Missing Derrick White - A Good Trade?

There seems to be a consensus on the PtR site that the Derrick White trade was in the best long term interest of the Spurs. That Derrick had reached his ceiling, and DeJounte Murray, a fringe All-Star and the heir apparent, Josh Primo, as DJ's sidekick in the backcourt, rendered Derrick expendable. Perhaps we'll need more perspective with time to fully evaluate the trade and its ramifications, including whether, with a bottom of a first round pick in a trade, the Spurs received good value.

But I couldn't resist reminding Pounders what we've lost in the trade. True, Derrick's shooting has remained off his historical averages this season, but what if his shooting efficiency returns or even improves? Leaving aside his offense, did his defense alone make a strong case for keeping Derrick? From the Celtics' blog, here's their reference to Mark Schindler of Basketball News:

"..... And the Flower Mound native [ Marcus Smart ] is not alone in his tendencies toward defensive impenetrability for the Celtics, with backcourt teammate Derrick White getting some love from Schindler for the All-Defensive Second Team as well.

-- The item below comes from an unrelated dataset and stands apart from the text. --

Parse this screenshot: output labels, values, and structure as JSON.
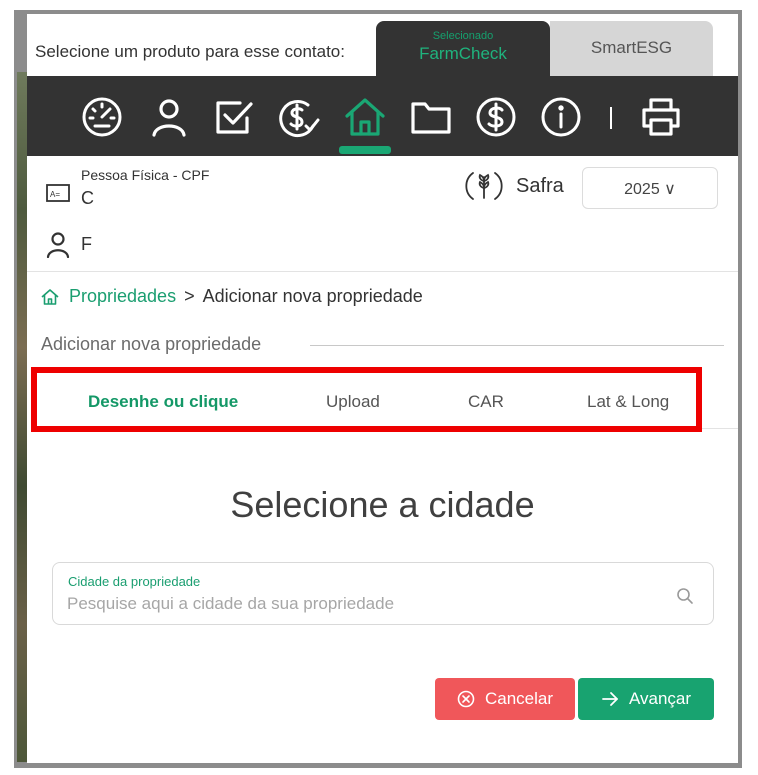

"Admit it, you thought we were going to say Robert Williams III — and perhaps they should have, but Boston’s defensive menaces are thick this season, with plenty of plausible candidates.

"When the Celtics went all-in on Derrick White at the trade deadline, I couldn’t have been more ecstatic," writes Schindler.

"He fits everything ‘Boston’, he continues. "He can switch, he’s hard-nosed at the point of attack, he’s incredibly active and intuitive off the ball and he makes disruptive plays."

"If someone asked me who I thought the most technically sound defender in the league is, I’d probably go on a seven-minute, glowing rave about Derrick White any day of the week. Being solid is a good thing and also an incredibly hard thing to do. Defensive awards are all about consistently being good — not just overwhelming moments strung together. White navigates screens well, but his fight to reconnect on the back end and contest late, and tip or block a shot, is special. The secondary and tertiary efforts set him apart."

"There are a lot of players who tend to approach basketball in a segmented way (not a bad thing, it’s just natural!)," suggests Schindler, "but White attacks each possession continually — always on a swivel, always roaming, always filling the gaps."